We will never know, but certainly the air war gave Milosevic every reason to roll up Kosovo quickly and ruthlessly, before the bombing debilitated him. The bombing also gave him every reason to displace rivers of civilians, both to give NATO headaches in neighboring Albania and Macedonia and to provide human shields for his troops in Kosovo. Without the bombing, the West might have used its sway in Kosovo much as it did in the Krajina: to restrain an ethnic cleansing that it could not stop. Milosevic might have conducted a lightning military sweep against the Kosovo Liberation Army and its sympathizers, in which civilians might have been victimized rather than targeted.
But for NATO's intervention, in other words, Kosovo might have looked like the Krajina–which NATO tolerated. If that is the case (though who knows?), then NATO's access of rectitude in Kosovo has cost many innocent lives.
No moral clarity there.
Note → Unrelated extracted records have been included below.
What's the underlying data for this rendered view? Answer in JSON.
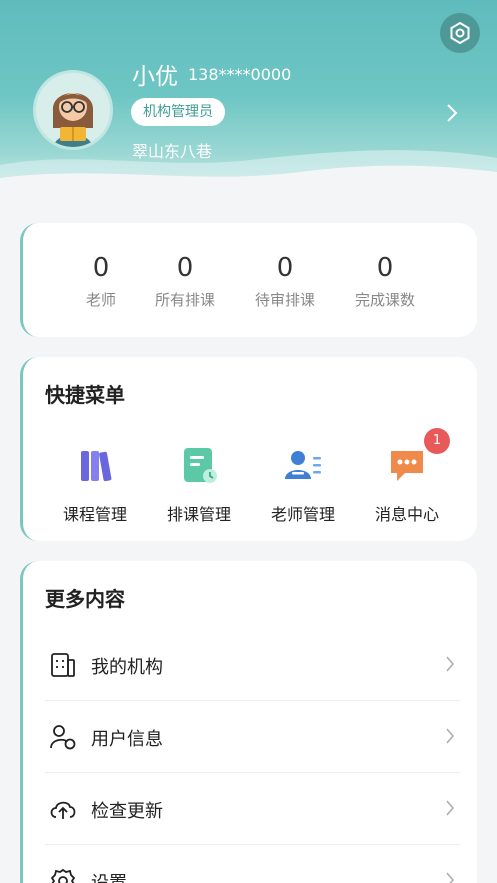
{
  "colors": {
    "accent": "#5fbcbc",
    "badge": "#e85a5a",
    "text": "#222222",
    "muted": "#888888"
  },
  "profile": {
    "name": "小优",
    "phone": "138****0000",
    "role": "机构管理员",
    "location": "翠山东八巷"
  },
  "stats": [
    {
      "value": "0",
      "label": "老师"
    },
    {
      "value": "0",
      "label": "所有排课"
    },
    {
      "value": "0",
      "label": "待审排课"
    },
    {
      "value": "0",
      "label": "完成课数"
    }
  ],
  "quick_menu": {
    "title": "快捷菜单",
    "items": [
      {
        "label": "课程管理",
        "icon": "books-icon"
      },
      {
        "label": "排课管理",
        "icon": "schedule-doc-icon"
      },
      {
        "label": "老师管理",
        "icon": "teacher-list-icon"
      },
      {
        "label": "消息中心",
        "icon": "chat-bubble-icon",
        "badge": "1"
      }
    ]
  },
  "more": {
    "title": "更多内容",
    "items": [
      {
        "label": "我的机构",
        "icon": "building-icon"
      },
      {
        "label": "用户信息",
        "icon": "user-icon"
      },
      {
        "label": "检查更新",
        "icon": "cloud-upload-icon"
      },
      {
        "label": "设置",
        "icon": "gear-icon"
      }
    ]
  }
}
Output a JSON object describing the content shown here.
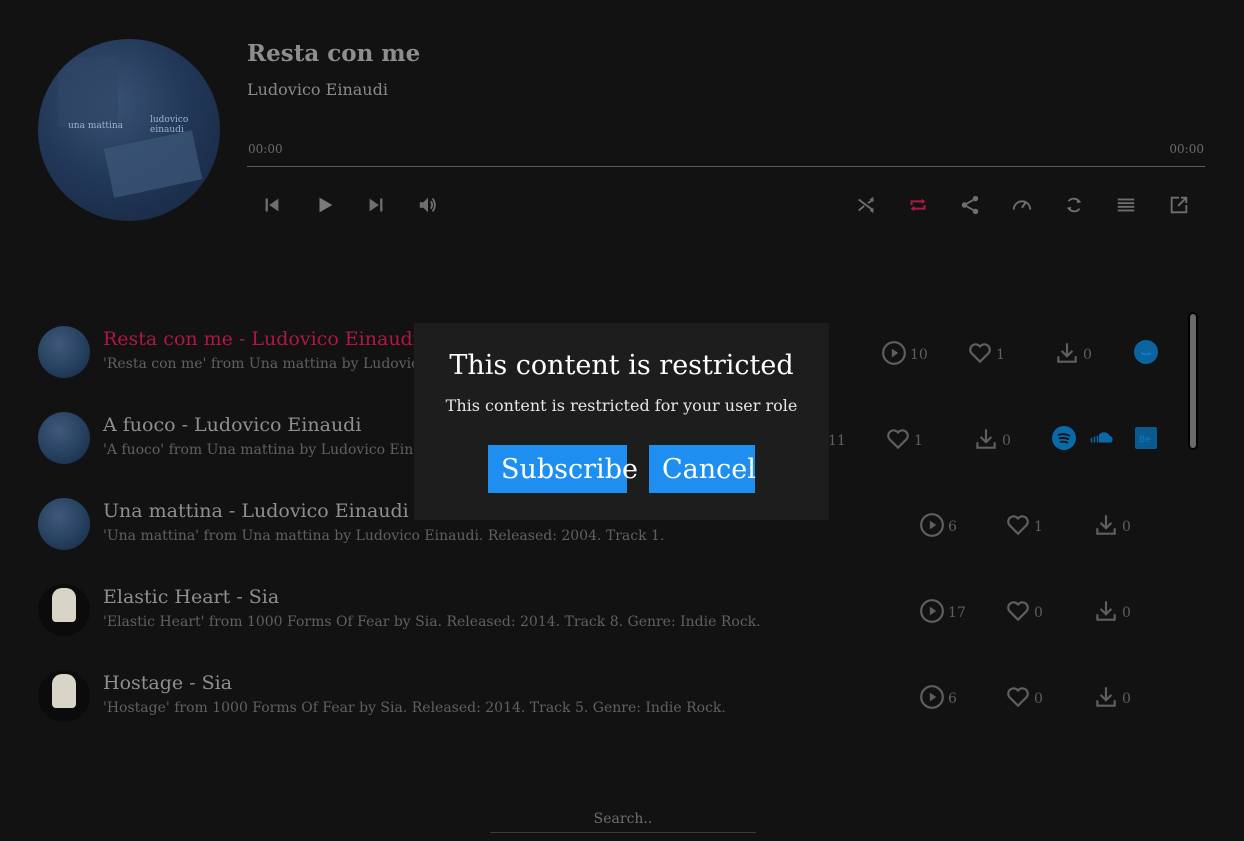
{
  "now_playing": {
    "title": "Resta con me",
    "artist": "Ludovico Einaudi",
    "time_current": "00:00",
    "time_total": "00:00",
    "progress": 0,
    "cover_text_left": "una mattina",
    "cover_text_right": "ludovico einaudi"
  },
  "controls": {
    "left": [
      "previous-icon",
      "play-icon",
      "next-icon",
      "volume-icon"
    ],
    "right": [
      "shuffle-icon",
      "repeat-icon",
      "share-icon",
      "speed-icon",
      "refresh-icon",
      "playlist-icon",
      "popout-icon"
    ],
    "accent_color": "#b01843"
  },
  "tracks": [
    {
      "title": "Resta con me - Ludovico Einaudi",
      "desc": "'Resta con me' from Una mattina by Ludovico Einaudi.",
      "plays": "10",
      "likes": "1",
      "downloads": "0",
      "active": true,
      "cover": "einaudi",
      "services": [
        "amazon"
      ]
    },
    {
      "title": "A fuoco - Ludovico Einaudi",
      "desc": "'A fuoco' from Una mattina by Ludovico Einaudi.",
      "plays": "11",
      "likes": "1",
      "downloads": "0",
      "active": false,
      "cover": "einaudi",
      "services": [
        "spotify",
        "soundcloud",
        "beatport"
      ]
    },
    {
      "title": "Una mattina - Ludovico Einaudi",
      "desc": "'Una mattina' from Una mattina by Ludovico Einaudi. Released: 2004. Track 1.",
      "plays": "6",
      "likes": "1",
      "downloads": "0",
      "active": false,
      "cover": "einaudi",
      "services": []
    },
    {
      "title": "Elastic Heart - Sia",
      "desc": "'Elastic Heart' from 1000 Forms Of Fear by Sia. Released: 2014. Track 8. Genre: Indie Rock.",
      "plays": "17",
      "likes": "0",
      "downloads": "0",
      "active": false,
      "cover": "sia",
      "services": []
    },
    {
      "title": "Hostage - Sia",
      "desc": "'Hostage' from 1000 Forms Of Fear by Sia. Released: 2014. Track 5. Genre: Indie Rock.",
      "plays": "6",
      "likes": "0",
      "downloads": "0",
      "active": false,
      "cover": "sia",
      "services": []
    }
  ],
  "search": {
    "placeholder": "Search.."
  },
  "modal": {
    "title": "This content is restricted",
    "text": "This content is restricted for your user role",
    "subscribe_label": "Subscribe",
    "cancel_label": "Cancel",
    "button_color": "#1e8ff1"
  }
}
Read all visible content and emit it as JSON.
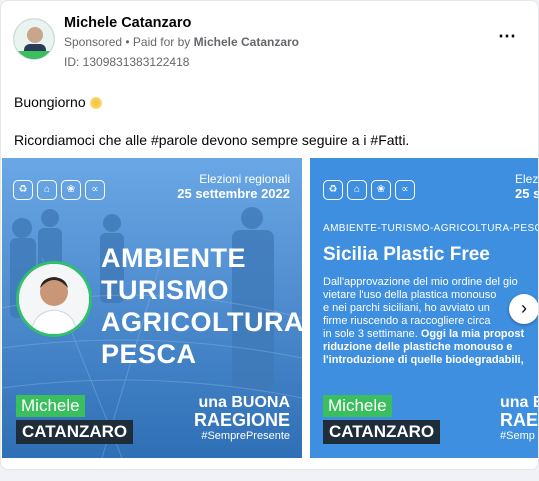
{
  "post": {
    "page_name": "Michele Catanzaro",
    "sponsored": "Sponsored",
    "paid_for_by_prefix": "• Paid for by",
    "paid_for_by": "Michele Catanzaro",
    "ad_id": "ID: 1309831383122418",
    "line1": "Buongiorno",
    "line2": "Ricordiamoci che alle #parole devono sempre seguire a i #Fatti.",
    "more_icon": "⋯",
    "next_icon": "›"
  },
  "slide1": {
    "elezioni": "Elezioni regionali",
    "date": "25 settembre 2022",
    "headline": [
      "AMBIENTE",
      "TURISMO",
      "AGRICOLTURA",
      "PESCA"
    ],
    "first_name": "Michele",
    "last_name": "CATANZARO",
    "brand_top": "una BUONA",
    "brand_bottom": "RAEGIONE",
    "hashtag": "#SemprePresente",
    "icons": [
      "♻",
      "⌂",
      "❀",
      "∝"
    ]
  },
  "slide2": {
    "elezioni": "Elez",
    "date": "25 s",
    "kicker": "AMBIENTE-TURISMO-AGRICOLTURA-PESCA",
    "title": "Sicilia Plastic Free",
    "body": [
      "Dall'approvazione del mio ordine del gio",
      "vietare l'uso della plastica monouso",
      "e nei parchi siciliani, ho avviato un",
      "firme riuscendo a raccogliere circa",
      "in sole 3 settimane."
    ],
    "body_bold": [
      "Oggi la mia propost",
      "riduzione delle plastiche monouso e",
      "l'introduzione di quelle biodegradabili,"
    ],
    "first_name": "Michele",
    "last_name": "CATANZARO",
    "brand_top": "una B",
    "brand_bottom": "RAEG",
    "hashtag": "#Semp",
    "icons": [
      "♻",
      "⌂",
      "❀",
      "∝"
    ]
  }
}
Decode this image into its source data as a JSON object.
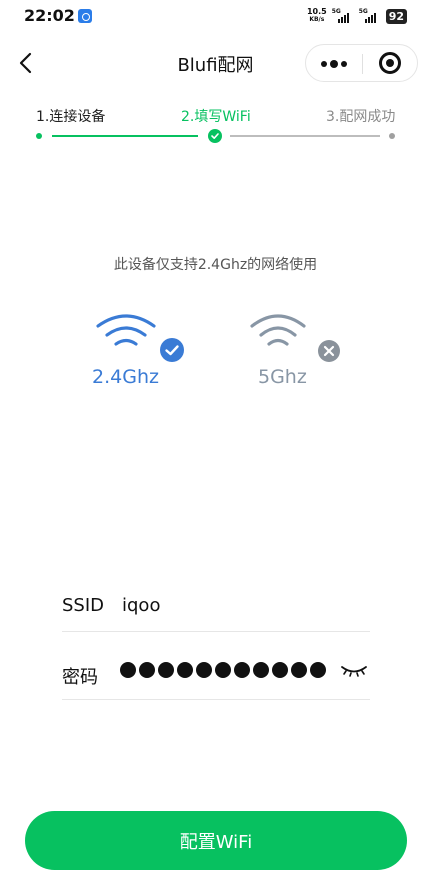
{
  "status_bar": {
    "time": "22:02",
    "net_speed": "10.5",
    "net_speed_unit": "KB/s",
    "sim1_type": "5G",
    "sim2_type": "5G",
    "battery": "92"
  },
  "nav": {
    "title": "Blufi配网"
  },
  "steps": [
    {
      "label": "1.连接设备",
      "state": "done"
    },
    {
      "label": "2.填写WiFi",
      "state": "active"
    },
    {
      "label": "3.配网成功",
      "state": "pending"
    }
  ],
  "notice": "此设备仅支持2.4Ghz的网络使用",
  "bands": [
    {
      "label": "2.4Ghz",
      "supported": true
    },
    {
      "label": "5Ghz",
      "supported": false
    }
  ],
  "form": {
    "ssid_label": "SSID",
    "ssid_value": "iqoo",
    "password_label": "密码",
    "password_masked_count": 11
  },
  "submit_button": "配置WiFi",
  "colors": {
    "primary": "#07c160",
    "supported_band": "#3a7bd5",
    "unsupported_band": "#8896a5"
  }
}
So we are back, once again, where we began. Why Kosovo but not the Krajina?
Because, Mile, the Krajina campaign worked. It made peace possible, and the gain was worth the cost. Tudjman's action ended a war, whereas Milosevic's action threatened to start one.
The allies say they are fighting in Kosovo because the wholesale cleansing of a civilian population is intolerable, but we know, from the Krajina, that the wholesale cleansing of a civilian population is only sometimes intolerable. What we are really bombing your city for, Mile, is peace.
You laugh, bitterly. Bombs for peace? Your daughter cowering in the basement, for peace? Yes: just so. And just as the Krajina action was tolerable because it worked, so the bombing of your city (and possibly the invasion of your country and the killing of some of your countrymen, and some of mine) will be tolerable–if it works.
"Working," in this instance, does not necessarily mean imposing the terms of the Rambouillet agreement (absurd now, despite NATO's insistence), or escorting all or even most of the Albanian refugees back to secure homes in Kosovo, or keeping Kosovo unpartitioned, or putting Milosevic out of business. Those things would be nice, but they are not essential. Rather, what is essential to justify the action in Kosovo is what was also essential to justify the inaction in the Krajina: the attainment of a lasting peace.
I don't know what NATO will do, but what it ought to do is wage war until Milosevic drops his price enough to allow a deal. To make peace and declare victory will mean betraying some NATO rhetoric and some, or many, Kosovar refugees, who will never see home again. Those betrayals, like the cleansing of the Krajina in 1995, will be rotten. But they will be tolerable–if they work.